Obbligare i fondi a pagare separatamente per la ricerca è uno dei punti della direttiva dell’Unione europea sui mercati finanziari Mifid II, volta a rendere i mercati europei più trasparenti e a tutelare gli investitori. Il provvedimento sarà operativo dal 3 gennaio 2018 ma sul punto del pagamento dei servizi di ricerca c’è ancora molta confusione.
Dopo che il tema viene affrontato da circa 18 mesi, non c’è ancora consenso sul modello di pricing preferito per la ricerca macroeconomica, a reddito fisso e sui cambi. Reuters ha riferito che almeno 11 banche fra quelle sentite si occuperanno degli investimenti per la ricerca a partire dal 3 gennaio. Molti hanno detto che i dettagli sui prezzi non sono ancora stati definiti, alcuni hanno affermato che alcuni elementi di ricerca, per lo più macroeconomici, saranno gratuiti attraverso i portali online. Una buona parte ha dichiarato che i prezzi per la ricerca a reddito fisso saranno puntati verso il basso.

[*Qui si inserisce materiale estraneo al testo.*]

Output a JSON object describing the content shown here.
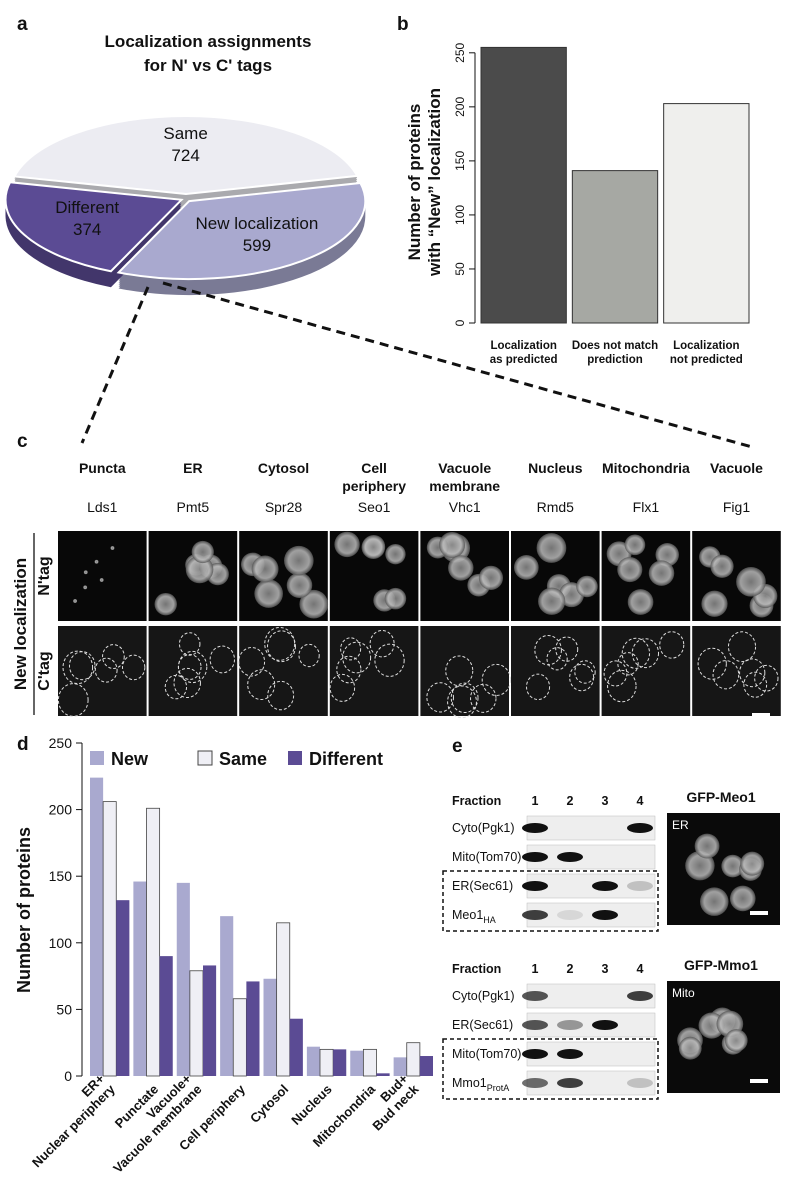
{
  "panel_labels": [
    "a",
    "b",
    "c",
    "d",
    "e"
  ],
  "chart_data": [
    {
      "type": "pie",
      "title": [
        "Localization assignments",
        "for N' vs C' tags"
      ],
      "categories": [
        "Same",
        "New localization",
        "Different"
      ],
      "values": [
        724,
        599,
        374
      ],
      "colors": [
        "#ececf2",
        "#a9a9cf",
        "#5b4b94"
      ]
    },
    {
      "type": "bar",
      "ylabel": [
        "Number of proteins",
        "with “New” localization"
      ],
      "categories": [
        [
          "Localization",
          "as predicted"
        ],
        [
          "Does not match",
          "prediction"
        ],
        [
          "Localization",
          "not predicted"
        ]
      ],
      "values": [
        255,
        141,
        203
      ],
      "colors": [
        "#4b4b4b",
        "#a6a8a3",
        "#efefed"
      ],
      "ylim": [
        0,
        260
      ],
      "yticks": [
        0,
        50,
        100,
        150,
        200,
        250
      ]
    },
    {
      "type": "grouped_bar",
      "ylabel": "Number of proteins",
      "categories": [
        [
          "ER+",
          "Nuclear periphery"
        ],
        [
          "Punctate"
        ],
        [
          "Vacuole+",
          "Vacuole membrane"
        ],
        [
          "Cell periphery"
        ],
        [
          "Cytosol"
        ],
        [
          "Nucleus"
        ],
        [
          "Mitochondria"
        ],
        [
          "Bud+",
          "Bud neck"
        ]
      ],
      "series": [
        {
          "name": "New",
          "color": "#a9a9cf",
          "values": [
            224,
            146,
            145,
            120,
            73,
            22,
            19,
            14
          ]
        },
        {
          "name": "Same",
          "color": "#efeff5",
          "values": [
            206,
            201,
            79,
            58,
            115,
            20,
            20,
            25
          ]
        },
        {
          "name": "Different",
          "color": "#5b4b94",
          "values": [
            132,
            90,
            83,
            71,
            43,
            20,
            2,
            15
          ]
        }
      ],
      "ylim": [
        0,
        250
      ],
      "yticks": [
        0,
        50,
        100,
        150,
        200,
        250
      ]
    }
  ],
  "panel_c": {
    "headers": [
      [
        "Puncta"
      ],
      [
        "ER"
      ],
      [
        "Cytosol"
      ],
      [
        "Cell",
        "periphery"
      ],
      [
        "Vacuole",
        "membrane"
      ],
      [
        "Nucleus"
      ],
      [
        "Mitochondria"
      ],
      [
        "Vacuole"
      ]
    ],
    "genes": [
      "Lds1",
      "Pmt5",
      "Spr28",
      "Seo1",
      "Vhc1",
      "Rmd5",
      "Flx1",
      "Fig1"
    ],
    "group_label": "New localization",
    "row_labels": [
      "N'tag",
      "C'tag"
    ]
  },
  "panel_e": {
    "blots": [
      {
        "fraction_label": "Fraction",
        "lanes": [
          "1",
          "2",
          "3",
          "4"
        ],
        "rows": [
          {
            "text": "Cyto(Pgk1)"
          },
          {
            "text": "Mito(Tom70)"
          },
          {
            "text": "ER(Sec61)"
          },
          {
            "text": "Meo1",
            "sub": "HA"
          }
        ],
        "image_title": "GFP-Meo1",
        "image_label": "ER"
      },
      {
        "fraction_label": "Fraction",
        "lanes": [
          "1",
          "2",
          "3",
          "4"
        ],
        "rows": [
          {
            "text": "Cyto(Pgk1)"
          },
          {
            "text": "ER(Sec61)"
          },
          {
            "text": "Mito(Tom70)"
          },
          {
            "text": "Mmo1",
            "sub": "ProtA"
          }
        ],
        "image_title": "GFP-Mmo1",
        "image_label": "Mito"
      }
    ]
  }
}
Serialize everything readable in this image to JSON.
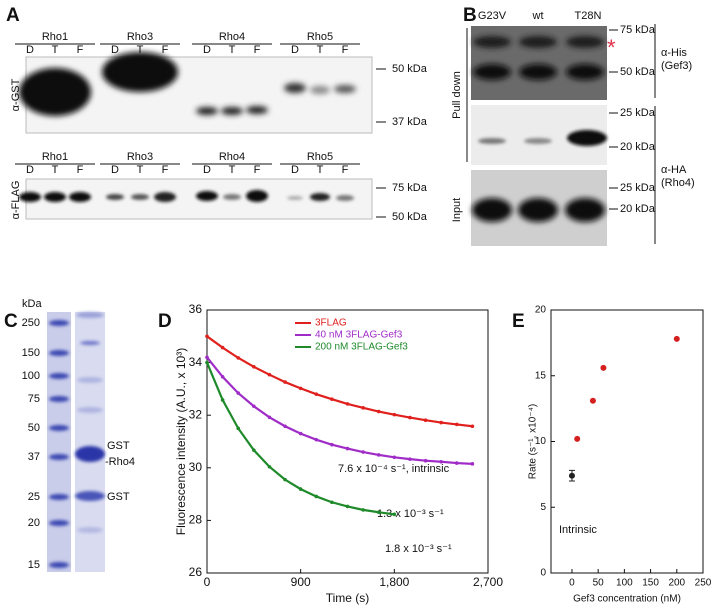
{
  "panel_labels": [
    "A",
    "B",
    "C",
    "D",
    "E"
  ],
  "panel_a": {
    "lane_groups": [
      "Rho1",
      "Rho3",
      "Rho4",
      "Rho5"
    ],
    "lanes": [
      "D",
      "T",
      "F"
    ],
    "antibody_top": "α-GST",
    "antibody_bottom": "α-FLAG",
    "markers_top": [
      "50 kDa",
      "37 kDa"
    ],
    "markers_bottom": [
      "75 kDa",
      "50 kDa"
    ]
  },
  "panel_b": {
    "lanes": [
      "G23V",
      "wt",
      "T28N"
    ],
    "asterisk": "*",
    "his_markers": [
      "75 kDa",
      "50 kDa"
    ],
    "his_label": [
      "α-His",
      "(Gef3)"
    ],
    "ha_markers": [
      "25 kDa",
      "20 kDa"
    ],
    "input_markers": [
      "25 kDa",
      "20 kDa"
    ],
    "ha_label": [
      "α-HA",
      "(Rho4)"
    ],
    "side_labels": [
      "Pull down",
      "Input"
    ]
  },
  "panel_c": {
    "unit": "kDa",
    "markers": [
      "250",
      "150",
      "100",
      "75",
      "50",
      "37",
      "25",
      "20",
      "15"
    ],
    "band_labels": [
      "GST",
      "-Rho4",
      "GST"
    ]
  },
  "chart_data": [
    {
      "type": "line",
      "xlabel": "Time (s)",
      "ylabel": "Fluorescence intensity (A.U., x 10³)",
      "x": [
        0,
        150,
        300,
        450,
        600,
        750,
        900,
        1050,
        1200,
        1350,
        1500,
        1650,
        1800,
        1950,
        2100,
        2250,
        2400,
        2550
      ],
      "series": [
        {
          "name": "3FLAG",
          "color": "#e0201c",
          "values": [
            35.0,
            34.57,
            34.18,
            33.84,
            33.54,
            33.26,
            33.02,
            32.8,
            32.61,
            32.43,
            32.28,
            32.14,
            32.02,
            31.91,
            31.81,
            31.72,
            31.65,
            31.58
          ]
        },
        {
          "name": "40 nM 3FLAG-Gef3",
          "color": "#a02cc8",
          "values": [
            34.2,
            33.46,
            32.84,
            32.34,
            31.92,
            31.58,
            31.3,
            31.07,
            30.88,
            30.73,
            30.6,
            30.49,
            30.4,
            30.33,
            30.27,
            30.23,
            30.18,
            30.15
          ]
        },
        {
          "name": "200 nM 3FLAG-Gef3",
          "color": "#1e8a2a",
          "values": [
            34.0,
            32.58,
            31.5,
            30.67,
            30.04,
            29.55,
            29.19,
            28.91,
            28.69,
            28.53,
            28.4,
            28.31,
            28.23,
            null,
            null,
            null,
            null,
            null
          ]
        }
      ],
      "annotations": [
        "7.6 x 10⁻⁴ s⁻¹, intrinsic",
        "1.3 x 10⁻³ s⁻¹",
        "1.8 x 10⁻³ s⁻¹"
      ],
      "xlim": [
        0,
        2700
      ],
      "xticks": [
        0,
        900,
        {
          "value": 1800,
          "label": "1,800"
        },
        {
          "value": 2700,
          "label": "2,700"
        }
      ],
      "ylim": [
        26,
        36
      ],
      "yticks": [
        26,
        28,
        30,
        32,
        34,
        36
      ],
      "grid": false,
      "legend": "top-left"
    },
    {
      "type": "scatter",
      "xlabel": "Gef3 concentration (nM)",
      "ylabel": "Rate (s⁻¹, x10⁻⁴)",
      "series": [
        {
          "color": "#222222",
          "x": [
            0
          ],
          "values": [
            7.4
          ],
          "errors": [
            0.4
          ]
        },
        {
          "color": "#d42020",
          "x": [
            10,
            40,
            60,
            200
          ],
          "values": [
            10.2,
            13.1,
            15.6,
            17.8
          ]
        }
      ],
      "annotations": [
        "Intrinsic"
      ],
      "xlim": [
        -40,
        250
      ],
      "xticks": [
        0,
        50,
        100,
        150,
        200,
        250
      ],
      "ylim": [
        0,
        20
      ],
      "yticks": [
        0,
        5,
        10,
        15,
        20
      ],
      "grid": false
    }
  ]
}
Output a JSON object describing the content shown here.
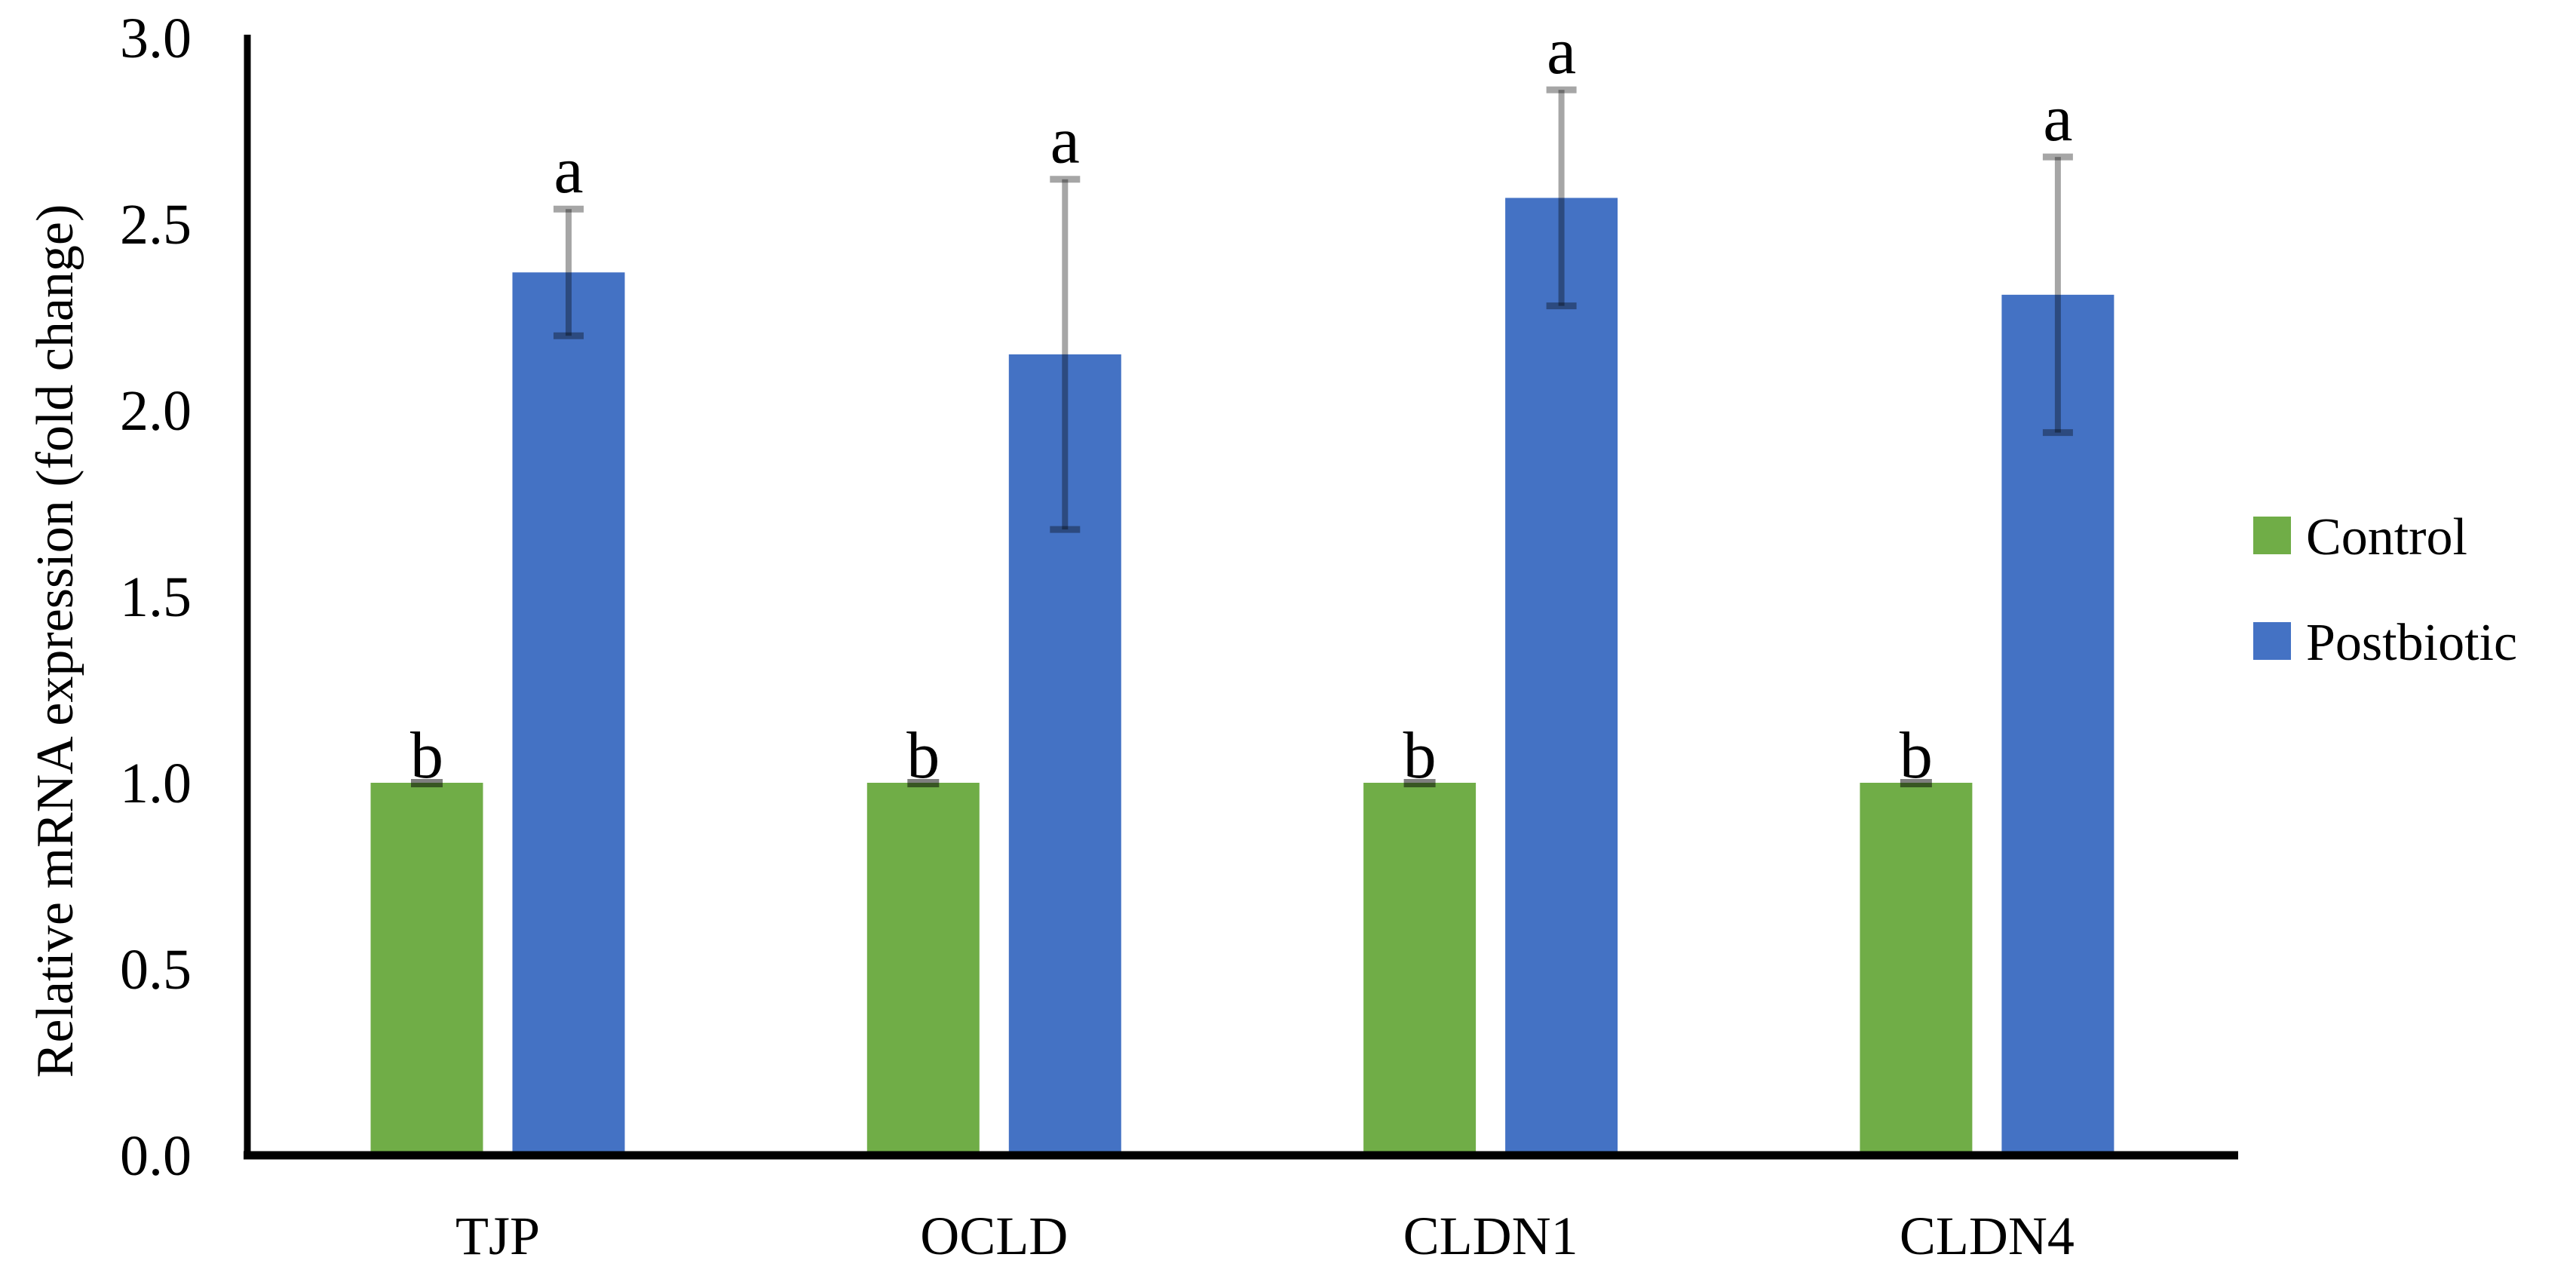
{
  "figure": {
    "background": "#FFFFFF",
    "axis_color": "#000000"
  },
  "chart_data": {
    "type": "bar",
    "title": "",
    "ylabel": "Relative mRNA expression (fold change)",
    "xlabel": "",
    "categories": [
      "TJP",
      "OCLD",
      "CLDN1",
      "CLDN4"
    ],
    "series": [
      {
        "name": "Control",
        "color": "#70AD47",
        "values": [
          1.0,
          1.0,
          1.0,
          1.0
        ],
        "errors": [
          0.02,
          0.02,
          0.02,
          0.02
        ],
        "sig_letters": [
          "b",
          "b",
          "b",
          "b"
        ]
      },
      {
        "name": "Postbiotic",
        "color": "#4472C4",
        "values": [
          2.37,
          2.15,
          2.57,
          2.31
        ],
        "errors": [
          0.17,
          0.47,
          0.29,
          0.37
        ],
        "sig_letters": [
          "a",
          "a",
          "a",
          "a"
        ]
      }
    ],
    "ylim": [
      0.0,
      3.0
    ],
    "ytick_step": 0.5,
    "ytick_labels": [
      "0.0",
      "0.5",
      "1.0",
      "1.5",
      "2.0",
      "2.5",
      "3.0"
    ],
    "grid": false,
    "legend_position": "right",
    "error_bar_color": "rgba(0,0,0,0.35)",
    "control_cap_color": "rgba(0,0,0,0.5)"
  }
}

Poiché le banche utilizzano la ricerca per attirare i clienti, le ricadute della Mifid II in tutte le classi di attività vengono analizzate con attenzione. La determinazione del prezzo per la ricerca si è rivelata complessa, dicono gli esperti, e valutarne i possibili impatti è stato difficile considerato che una grossa parte di clienti come le banche centrali, i fondi sovrani e alcuni fondi pensione, secondo le nuove regole, non dovranno pagare.
Ci sono preoccupazioni anche per i posti di lavoro degli analisti nel settore bancario. Il numero di questi è diminuito del 10% dal 2012 al 2016 secondo il provider di dati Coalition. Gli analisti del mercato azionario si stanno spostando verso società di ricerca indipendenti o società di investimento oppure pensando a una carriera diversa mentre si avvicina la data di avvio di Mifid II. La società di ricerca di investimenti indipendente Bca stima che circa 16 miliardi di dollari all’anno vengano spesi per la ricerca sugli investimenti, numero che dovrebbe ridursi nei prossimi anni.